Eu não posso julgar Claude Sautet em cima de uma visão – já distante – de Como fera encurralada, mas ela basta no entanto para pensar que ele se revelou, de primeira, como um cineasta autêntico.

Acho que o assunto deste filme – e antes de tudo o contexto: série noir se querendo “humana” – penhorava-o muito grosseiramente para que ele fosse verdadeiramente bem-sucedido.

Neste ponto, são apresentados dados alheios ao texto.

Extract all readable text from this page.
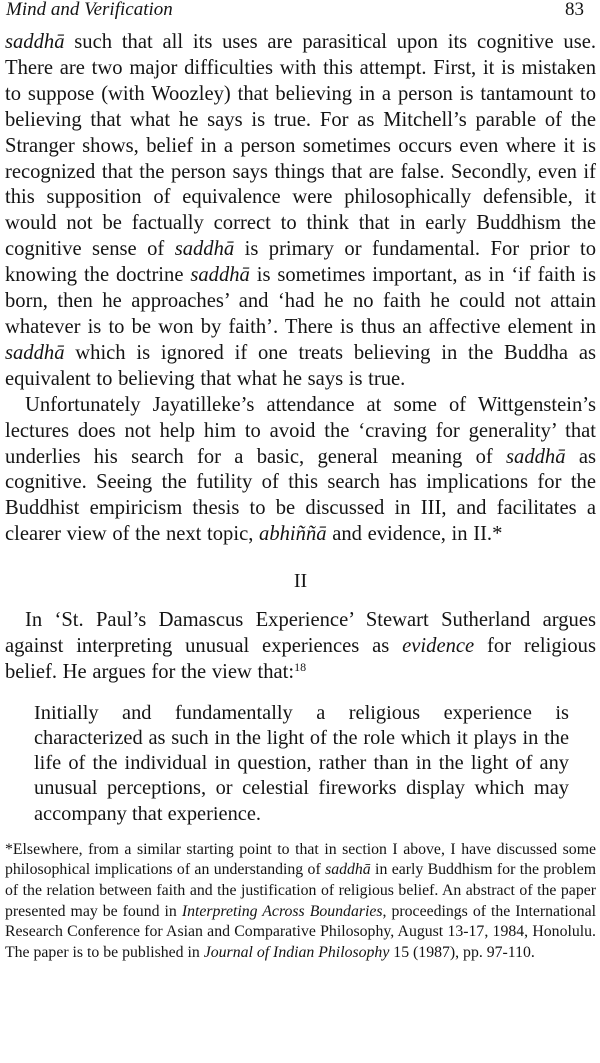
Mind and Verification	83

saddhā such that all its uses are parasitical upon its cognitive use. There are two major difficulties with this attempt. First, it is mistaken to suppose (with Woozley) that believing in a person is tantamount to believing that what he says is true. For as Mitchell’s parable of the Stranger shows, belief in a person sometimes occurs even where it is recognized that the person says things that are false. Secondly, even if this supposition of equivalence were philosophically defensible, it would not be factually correct to think that in early Buddhism the cognitive sense of saddhā is primary or fundamental. For prior to knowing the doctrine saddhā is sometimes important, as in ‘if faith is born, then he approaches’ and ‘had he no faith he could not attain whatever is to be won by faith’. There is thus an affective element in saddhā which is ignored if one treats believing in the Buddha as equivalent to believing that what he says is true.

Unfortunately Jayatilleke’s attendance at some of Wittgenstein’s lectures does not help him to avoid the ‘craving for generality’ that underlies his search for a basic, general meaning of saddhā as cognitive. Seeing the futility of this search has implications for the Buddhist empiricism thesis to be discussed in III, and facilitates a clearer view of the next topic, abhiññā and evidence, in II.*

II

In ‘St. Paul’s Damascus Experience’ Stewart Sutherland argues against interpreting unusual experiences as evidence for religious belief. He argues for the view that:$^{18}$

Initially and fundamentally a religious experience is characterized as such in the light of the role which it plays in the life of the individual in question, rather than in the light of any unusual perceptions, or celestial fireworks display which may accompany that experience.

*Elsewhere, from a similar starting point to that in section I above, I have discussed some philosophical implications of an understanding of saddhā in early Buddhism for the problem of the relation between faith and the justification of religious belief. An abstract of the paper presented may be found in Interpreting Across Boundaries, proceedings of the International Research Conference for Asian and Comparative Philosophy, August 13-17, 1984, Honolulu. The paper is to be published in Journal of Indian Philosophy 15 (1987), pp. 97-110.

Mas é no detalhe que Sautet salvou o empreendimento e mostrou seus dons: senso do enquadramento, eficácia do estilo de narrativa, excelente direção de atores, precisão do ritmo. E outra coisa mais misteriosa e que surgia, paradoxalmente, em filigrana desta má literatura: uma nobreza do tom, uma delicadeza dos sentimentos, um lirismo.

Michel Mourlet:

O cinema francês parece sair de seu torpor e de suas histerias. Como fera encurralada é o filme de um homem. Não de um adolescente, não de um intelectual, nem de um esteta, nem de um prostituído, nem de um fracassado, nem de um comerciante, mas de um homem. O fato é bastante singular e merece que insistamos: grande admirador de Hawks, declarando: “Eu amo a vida”, Claude Sautet reuniu um certo número de qualidades sólidas, aparentes já no seu primeiro filme, e que sozinhas permitem conduzir bem uma obra lúcida e controlada. Ele é um dos raros, na França, a ter assimilado a lição do cinema americano. Nada de surpreendente, portanto, que ele esteja isolado num meio onde poucas coisas lhe concernem, recusando os contratos mais mirabolantes, exigindo com paciência um assunto que lhe convenha, perpetuamente na busca do natural e do verdadeiro, atento a não se trair. É preciso ter por exemplar, pela sua justeza e sua saúde, um julgamento como este que ele porta com uma espécie de inocência terrível sobre o formalismo falsificado de um Resnais ou de um Antonioni: “É como se eu visse um mágico que faz um número: não resta nada para mim; na vida, não sei o que fazer disso”.

Témoignages publicadas na revista Présence du Cinéma, n°12, março-abril de 1962. Tradução: Miguel Haoni.